Música e imágenes

| CÉSAR WONENBURGER |

A CORUÑA

CRÍTICA MUSICAL

05 ene 2004 . Actualizado a las 06:00 h.

HOY ES cada vez más frecuente oír a algunos decir que la genuina «música clásica» de nuestro tiempo se encuentra en las bandas sonoras de películas. ¿Qué significa eso? ¿Acaso la música de Hans Zimmer para Gladiator tiene más interés que una sinfonía de John Corigliano, por ejemplo? Si se trata de llegar a audiencias amplias, efectivamente, nada como el cine, el gran arte popular, para captar nuevas masas de adeptos. Pero, ¿aceptarían de buen grado los melómanos que habitualmente asisten a las salas de concierto que se programasen suites entresacadas de las bandas sonoras de los filmes de éxito junto a sus raciones de Shostakovich -quien, por cierto, trabajó para el cine-, Mahler o Bruckner? Seguramente no. La música cinematográfica, fuera de las pantallas, tiene que luchar contra su propia especificidad: su fin es reforzar nuestras reacciones emocionales ante las escenas filmadas; de ahí que sólo cobre todo su auténtico sentido cuando se escucha en compañía de las imágenes para las que fue pensada. Pero además, la concepción industrial del cine obliga a la común realización de productos estandarizados, que tienen como único objetivo atraer al mayor número de público, sin distinción: el creador de bandas sonoras, como parte de ese proceso, debe por tanto aplicar todo su oficio a elaborar una música que guste, aunque eso le obligue a renunciar a su propia búsqueda estética y dedicarse, a menudo, a explotar fórmulas muy trilladas.
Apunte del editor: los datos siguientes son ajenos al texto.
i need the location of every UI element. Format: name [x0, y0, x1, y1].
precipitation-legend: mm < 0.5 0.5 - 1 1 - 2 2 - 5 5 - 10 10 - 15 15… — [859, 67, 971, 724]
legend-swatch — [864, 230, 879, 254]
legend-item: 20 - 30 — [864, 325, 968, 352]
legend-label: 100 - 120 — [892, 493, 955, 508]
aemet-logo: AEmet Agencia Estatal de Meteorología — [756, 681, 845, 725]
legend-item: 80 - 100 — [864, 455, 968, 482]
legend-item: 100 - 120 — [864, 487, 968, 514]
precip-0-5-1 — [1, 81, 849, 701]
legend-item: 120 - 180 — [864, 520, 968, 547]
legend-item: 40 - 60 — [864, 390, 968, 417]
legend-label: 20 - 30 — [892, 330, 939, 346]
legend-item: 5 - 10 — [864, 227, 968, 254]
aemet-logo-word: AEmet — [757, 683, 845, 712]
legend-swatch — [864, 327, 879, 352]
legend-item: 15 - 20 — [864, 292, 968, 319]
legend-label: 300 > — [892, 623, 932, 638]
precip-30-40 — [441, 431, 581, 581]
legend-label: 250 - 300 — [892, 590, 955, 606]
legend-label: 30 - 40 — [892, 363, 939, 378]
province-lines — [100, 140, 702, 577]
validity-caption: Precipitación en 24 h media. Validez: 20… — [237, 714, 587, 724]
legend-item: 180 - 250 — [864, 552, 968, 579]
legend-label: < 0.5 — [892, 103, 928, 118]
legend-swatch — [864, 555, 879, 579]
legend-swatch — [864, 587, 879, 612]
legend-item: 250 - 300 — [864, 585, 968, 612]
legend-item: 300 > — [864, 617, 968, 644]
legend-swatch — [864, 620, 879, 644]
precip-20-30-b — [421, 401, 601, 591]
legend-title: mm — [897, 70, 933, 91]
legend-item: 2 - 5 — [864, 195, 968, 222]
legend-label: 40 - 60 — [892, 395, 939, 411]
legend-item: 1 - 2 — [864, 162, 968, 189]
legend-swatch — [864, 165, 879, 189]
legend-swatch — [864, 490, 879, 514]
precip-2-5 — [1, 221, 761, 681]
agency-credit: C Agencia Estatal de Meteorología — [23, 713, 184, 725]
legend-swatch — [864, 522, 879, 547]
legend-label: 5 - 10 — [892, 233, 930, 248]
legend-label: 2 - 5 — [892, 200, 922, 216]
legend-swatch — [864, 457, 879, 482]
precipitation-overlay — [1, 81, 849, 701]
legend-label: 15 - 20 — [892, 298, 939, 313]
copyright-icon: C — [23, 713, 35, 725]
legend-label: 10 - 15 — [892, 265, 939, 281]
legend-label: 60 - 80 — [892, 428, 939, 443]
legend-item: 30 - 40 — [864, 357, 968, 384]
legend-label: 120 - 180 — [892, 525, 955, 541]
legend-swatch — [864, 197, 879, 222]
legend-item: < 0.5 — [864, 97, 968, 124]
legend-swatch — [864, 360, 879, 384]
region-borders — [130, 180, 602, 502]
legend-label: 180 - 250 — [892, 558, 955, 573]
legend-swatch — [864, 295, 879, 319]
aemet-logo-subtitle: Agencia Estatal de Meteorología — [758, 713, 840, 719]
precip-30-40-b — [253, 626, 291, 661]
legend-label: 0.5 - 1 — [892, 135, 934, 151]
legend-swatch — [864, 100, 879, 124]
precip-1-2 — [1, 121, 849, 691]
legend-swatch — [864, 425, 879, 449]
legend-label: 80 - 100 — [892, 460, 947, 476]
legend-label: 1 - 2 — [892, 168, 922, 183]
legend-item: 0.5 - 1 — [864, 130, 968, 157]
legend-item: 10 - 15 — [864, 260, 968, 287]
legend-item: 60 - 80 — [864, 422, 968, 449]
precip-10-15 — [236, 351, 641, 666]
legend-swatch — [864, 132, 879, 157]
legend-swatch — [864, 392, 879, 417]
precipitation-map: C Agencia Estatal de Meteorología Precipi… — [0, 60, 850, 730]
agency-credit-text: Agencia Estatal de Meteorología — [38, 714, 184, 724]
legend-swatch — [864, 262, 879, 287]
Melodías inolvidables La música de cine, que sin duda ha aportado algunas partituras gloriosas -melodías inolvidables, elaboradas construcciones sinfónicas-, no es el ámbito donde el melómano satisfará sus más altas expectativas; si no más probablemente en obras concebidas para las salas de concierto, quizá fruto de encargos, pero liberadas de tener que servir como pieza del engranaje de una película, su significado predeterminado por las imágenes. Dicho esto, no hay ningún reparo a gozar de vez en cuando en un concierto con esos fragmentos musicales que evocan recuerdos de nuestra memoria cinéfila: desde las andanzas romanas de Anita y Marcello a ritmo del siempre audaz Rota hasta los más recientes, estilizados combates de Tigre y Dragón con música de Tan Dun, el compositor chino de moda. Si se cuenta con un instrumento de primera fila, como la OSG, capaz de disfrutar en cualquier empeño, y con un director conocedor de lo que tiene entre manos, Paul Bateman, todo es posible. Palacio de la Ópera.